Having been harangued by Patrick, we moved swiftly on to Wiktor Skoog, Planner, Grey London and one of the people responsible for Life Paint. He didn’t labour on whether this was a rebrand or corporate hijack, but instead talked about how it provided a case study in ‘getting shit done’.

Apparently, although Volvo loved the idea it wasn’t the type of work the marketing department usually buys. So sure it would work, the team at Grey just got on with it, made the case study, shoved it on the web and social media took care of the rest. All for a minuscule budget of just £75,000. One thing Wiktor was right about was that fact that  agencies need to change to facilitate this kind of work:

  1. Be honest, brutally.
  2. Don’t be afraid to admit you have no idea what you’re doing and need help from someone who does.
  3. Bring passion, and leave the politics behind.
  4. Embrace your inner ‘suit’ – that is, be mindful of the results and the wider business needs.

Here’s the result:

Dan Harvey, who heads up the Experience Design offering at SapientNitro, didn’t go to Cannes.

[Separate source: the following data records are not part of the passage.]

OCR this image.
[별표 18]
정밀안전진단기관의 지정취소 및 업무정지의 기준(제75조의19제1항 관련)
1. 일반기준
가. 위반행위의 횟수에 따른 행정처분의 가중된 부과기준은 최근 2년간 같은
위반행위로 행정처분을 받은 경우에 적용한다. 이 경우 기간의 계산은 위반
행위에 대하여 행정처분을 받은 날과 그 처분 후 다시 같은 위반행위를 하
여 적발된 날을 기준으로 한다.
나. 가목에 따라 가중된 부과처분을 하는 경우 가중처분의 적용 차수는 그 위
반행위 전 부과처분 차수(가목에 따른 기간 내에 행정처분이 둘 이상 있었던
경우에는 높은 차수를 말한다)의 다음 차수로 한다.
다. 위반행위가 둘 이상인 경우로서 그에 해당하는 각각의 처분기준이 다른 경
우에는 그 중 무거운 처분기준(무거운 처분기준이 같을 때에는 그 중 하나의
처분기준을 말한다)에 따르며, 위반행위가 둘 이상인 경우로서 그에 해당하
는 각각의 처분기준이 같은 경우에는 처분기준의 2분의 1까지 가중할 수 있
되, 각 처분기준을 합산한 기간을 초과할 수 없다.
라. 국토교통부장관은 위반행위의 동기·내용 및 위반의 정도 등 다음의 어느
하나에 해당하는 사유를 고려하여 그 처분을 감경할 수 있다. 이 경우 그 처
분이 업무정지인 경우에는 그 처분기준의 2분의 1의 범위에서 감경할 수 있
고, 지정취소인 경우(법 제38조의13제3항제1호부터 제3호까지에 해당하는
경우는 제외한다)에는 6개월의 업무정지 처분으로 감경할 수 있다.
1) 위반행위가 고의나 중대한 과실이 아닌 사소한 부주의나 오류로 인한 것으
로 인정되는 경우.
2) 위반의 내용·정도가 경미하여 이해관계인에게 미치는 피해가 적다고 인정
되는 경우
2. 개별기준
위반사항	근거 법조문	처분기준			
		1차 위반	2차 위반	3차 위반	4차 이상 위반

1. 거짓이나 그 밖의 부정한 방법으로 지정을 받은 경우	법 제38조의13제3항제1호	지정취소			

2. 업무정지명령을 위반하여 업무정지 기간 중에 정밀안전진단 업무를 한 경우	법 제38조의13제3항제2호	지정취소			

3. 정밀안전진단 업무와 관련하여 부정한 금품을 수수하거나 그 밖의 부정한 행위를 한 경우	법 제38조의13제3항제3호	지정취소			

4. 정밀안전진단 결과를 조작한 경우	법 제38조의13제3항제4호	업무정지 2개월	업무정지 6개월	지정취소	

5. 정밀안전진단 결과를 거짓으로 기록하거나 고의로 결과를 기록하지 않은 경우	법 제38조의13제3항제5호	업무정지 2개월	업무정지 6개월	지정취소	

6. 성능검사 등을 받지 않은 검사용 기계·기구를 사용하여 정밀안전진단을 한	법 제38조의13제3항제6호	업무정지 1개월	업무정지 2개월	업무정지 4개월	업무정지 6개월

Instead, he stayed in London and drank rosé in Shoreditch. He talked about how it felt to view Cannes from outside, in particular the innovation category – the Festival’s tenth new category in eight years! And while some of the entrants weren’t all that innovative, those that delighted Dan did well.

What Three Words

Grand Prix winner, What Three Words, aims to bring an address to the 4 billion people in the world who don’t have one.

Clever Buoy

Optus developed a smart ocean buoy that detects sharks and alerts lifeguards on the beach.

Many of the entrants used breakthrough technology with an idea that scales. And the creativity of the idea motivates others to take that thinking on. Dan went on to note that to win an Innovation Lion you had to understand that data matters, APIs need to be open, and you need to pull people from multiple and disparate disciplines into your team.

Last, but by no means least, Dave Birss, Head of TV at The Drum, closed the event with some predictions of what would be hot at Cannes Lions 2016. In typical Birss style, these were crazy ideas that appeared entirely ridiculous. Which generally means that they’ll get made by someone and entered.

For my money, I’m going with #LikeADad, a brand tie-up between Oculus Rift and Loctite, where a poor teenager has a VR headset glued on so they can experience life like their Dad. Why might it win a Lion? Because it’ll lead to more incidents like this:

So, yes Cannes has its fair share of absurdity, scam entries, naff architecture, over-indulging creative directors and overblown pop stars. Yet it’s also a place that inspires, offers a chance to see a variety of work, and meet people with whom you can do business. Just make sure you keep the rose-tinted glasses on while you’re there.